Other features--such as the creation of a 1,000-acre marsh on Bolivar Peninsula--will add more than 4,000 acres of salt marsh to the Galveston Bay ecosystem, making these collective efforts one of the largest marsh-creation enterprises in North America, Glass said.
"In areas like the Texas Gulf Coast, loss of important habitat, such as tidal salt marsh, continues because of manmade processes like ship channel dredging and water and mineral extraction started over a hundred years ago," he said. "While pure preservation is best for many wild areas, several places on the upper Texas Coast have been so altered for so long they require some engineering effort to restore."
This is especially true around Galveston Bay, where erosion and subsidence (the sinking of land resulting from removal of underground water, oil, and gas) have dramatically altered both the ecology and the geography of the area.

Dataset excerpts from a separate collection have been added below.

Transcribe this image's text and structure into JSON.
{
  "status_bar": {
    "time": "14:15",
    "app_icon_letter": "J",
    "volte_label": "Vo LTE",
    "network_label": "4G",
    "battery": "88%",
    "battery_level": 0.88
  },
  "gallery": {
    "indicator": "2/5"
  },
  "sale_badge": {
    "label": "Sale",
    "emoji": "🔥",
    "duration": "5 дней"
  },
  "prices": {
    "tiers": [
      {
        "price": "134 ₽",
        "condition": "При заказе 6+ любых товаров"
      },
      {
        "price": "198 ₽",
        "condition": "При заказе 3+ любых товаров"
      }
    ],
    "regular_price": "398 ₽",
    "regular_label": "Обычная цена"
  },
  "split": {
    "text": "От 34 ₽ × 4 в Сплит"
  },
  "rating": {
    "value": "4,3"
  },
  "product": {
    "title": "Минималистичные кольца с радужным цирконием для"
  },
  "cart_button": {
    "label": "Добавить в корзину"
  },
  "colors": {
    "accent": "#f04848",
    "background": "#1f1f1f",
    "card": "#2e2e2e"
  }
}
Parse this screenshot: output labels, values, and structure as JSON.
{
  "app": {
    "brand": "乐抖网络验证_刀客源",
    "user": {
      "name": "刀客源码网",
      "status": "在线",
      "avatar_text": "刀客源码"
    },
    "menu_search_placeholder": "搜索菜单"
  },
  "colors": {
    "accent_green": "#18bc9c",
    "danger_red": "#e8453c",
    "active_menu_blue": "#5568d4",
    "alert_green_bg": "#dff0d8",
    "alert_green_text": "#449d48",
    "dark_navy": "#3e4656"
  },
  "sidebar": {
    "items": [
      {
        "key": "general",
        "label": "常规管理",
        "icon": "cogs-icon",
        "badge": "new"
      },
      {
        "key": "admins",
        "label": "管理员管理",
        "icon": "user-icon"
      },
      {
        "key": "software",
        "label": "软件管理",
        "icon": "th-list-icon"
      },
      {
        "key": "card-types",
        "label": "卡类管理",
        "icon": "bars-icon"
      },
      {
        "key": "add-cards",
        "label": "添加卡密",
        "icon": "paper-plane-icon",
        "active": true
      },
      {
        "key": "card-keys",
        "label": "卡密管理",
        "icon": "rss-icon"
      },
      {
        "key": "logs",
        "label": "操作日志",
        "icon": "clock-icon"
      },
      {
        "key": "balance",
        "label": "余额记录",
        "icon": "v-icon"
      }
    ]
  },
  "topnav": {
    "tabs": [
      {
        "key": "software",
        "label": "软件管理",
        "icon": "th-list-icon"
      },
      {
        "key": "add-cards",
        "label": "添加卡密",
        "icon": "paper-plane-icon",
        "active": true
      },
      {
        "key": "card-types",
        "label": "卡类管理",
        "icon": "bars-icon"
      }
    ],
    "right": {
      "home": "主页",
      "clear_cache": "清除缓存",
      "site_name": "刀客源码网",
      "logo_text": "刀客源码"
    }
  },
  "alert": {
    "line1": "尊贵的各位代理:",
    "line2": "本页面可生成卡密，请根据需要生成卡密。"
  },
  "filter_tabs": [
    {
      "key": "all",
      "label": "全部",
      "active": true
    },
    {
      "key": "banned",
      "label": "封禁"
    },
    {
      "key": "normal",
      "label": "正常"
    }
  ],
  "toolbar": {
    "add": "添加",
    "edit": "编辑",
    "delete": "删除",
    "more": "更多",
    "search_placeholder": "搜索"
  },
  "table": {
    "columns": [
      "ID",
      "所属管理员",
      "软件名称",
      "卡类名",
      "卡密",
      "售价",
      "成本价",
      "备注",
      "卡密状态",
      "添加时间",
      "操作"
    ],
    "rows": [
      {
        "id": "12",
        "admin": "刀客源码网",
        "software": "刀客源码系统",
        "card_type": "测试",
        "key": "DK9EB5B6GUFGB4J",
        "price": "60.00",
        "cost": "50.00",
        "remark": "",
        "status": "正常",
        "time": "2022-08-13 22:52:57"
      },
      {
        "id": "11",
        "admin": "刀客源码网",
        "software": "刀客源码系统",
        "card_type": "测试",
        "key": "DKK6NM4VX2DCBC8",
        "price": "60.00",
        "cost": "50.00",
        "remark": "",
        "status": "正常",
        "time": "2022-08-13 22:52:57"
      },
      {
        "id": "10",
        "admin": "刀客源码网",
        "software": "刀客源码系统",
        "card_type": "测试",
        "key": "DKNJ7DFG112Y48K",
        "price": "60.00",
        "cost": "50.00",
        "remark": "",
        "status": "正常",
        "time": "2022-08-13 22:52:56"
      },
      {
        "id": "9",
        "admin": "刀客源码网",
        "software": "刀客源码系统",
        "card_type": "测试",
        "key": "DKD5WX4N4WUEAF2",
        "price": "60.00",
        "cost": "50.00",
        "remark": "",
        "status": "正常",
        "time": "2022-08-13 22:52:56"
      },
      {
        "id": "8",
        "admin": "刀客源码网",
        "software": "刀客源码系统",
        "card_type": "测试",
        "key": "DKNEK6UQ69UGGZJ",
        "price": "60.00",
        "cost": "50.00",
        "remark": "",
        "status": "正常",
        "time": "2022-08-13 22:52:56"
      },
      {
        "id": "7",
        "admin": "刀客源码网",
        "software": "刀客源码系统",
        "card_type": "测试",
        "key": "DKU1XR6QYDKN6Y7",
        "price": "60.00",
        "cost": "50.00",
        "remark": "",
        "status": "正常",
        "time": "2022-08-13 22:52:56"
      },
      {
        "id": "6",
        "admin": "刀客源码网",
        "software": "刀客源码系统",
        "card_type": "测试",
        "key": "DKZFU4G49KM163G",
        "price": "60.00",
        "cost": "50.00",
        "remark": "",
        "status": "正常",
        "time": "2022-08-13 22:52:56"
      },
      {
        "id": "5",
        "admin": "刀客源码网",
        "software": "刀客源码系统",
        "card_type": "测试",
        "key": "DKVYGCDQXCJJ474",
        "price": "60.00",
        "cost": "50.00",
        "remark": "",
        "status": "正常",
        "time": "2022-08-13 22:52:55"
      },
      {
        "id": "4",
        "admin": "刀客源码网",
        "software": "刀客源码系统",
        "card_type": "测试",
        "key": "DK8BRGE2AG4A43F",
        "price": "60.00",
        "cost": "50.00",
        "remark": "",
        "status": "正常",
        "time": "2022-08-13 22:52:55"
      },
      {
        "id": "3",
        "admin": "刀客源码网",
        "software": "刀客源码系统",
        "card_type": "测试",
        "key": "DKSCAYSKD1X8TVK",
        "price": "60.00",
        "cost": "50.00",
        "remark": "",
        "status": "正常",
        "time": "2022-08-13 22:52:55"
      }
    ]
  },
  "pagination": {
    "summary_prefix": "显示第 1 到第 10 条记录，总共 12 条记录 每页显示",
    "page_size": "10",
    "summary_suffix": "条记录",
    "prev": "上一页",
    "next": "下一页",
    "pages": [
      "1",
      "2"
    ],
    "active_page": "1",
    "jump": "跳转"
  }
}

On the Gulf Coast, tidal salt marshes are critical not only to birds but to the entire bay ecosystem. These salt marshes produce marine species such as red drum, southern flounder, and white and brown shrimp, which sustain the seafood and recreational fishing industries. Tidal marshes also remove pollutants and buffer nutrient levels in bay and coastal waters. Colonial waterbirds historically flourished here, and their periodic population fluctuations are good indicators as to the overall health of the bay ecosystem.
"It is crucial we pay attention to these indicators," said Glass, "and it is crucial that we use our engineering knowledge to correct the situation where needed. The environmental features coming from the Houston Ship Channel project will be a good demonstration of taking this knowledge and putting it into action."
Prior to this "knowledge in action," earlier plans had been approved which would have resulted in the dumping of 180 million cubic yards of mud directly into the bay. Fortunately, a coalition of government agencies and environmental groups successfully opposed the original channel enlargement plan. Not only would the action have been wasteful of material that could be used in rebuilding marshes, it would have covered large sections of productive bay bottom, including valuable oyster reef.
The plan developed by the interagency group, which now includes the Houston Port Authority, uses material once thought of as waste in addressing and, hopefully, resolving environmental problems once thought of as near-hopeless.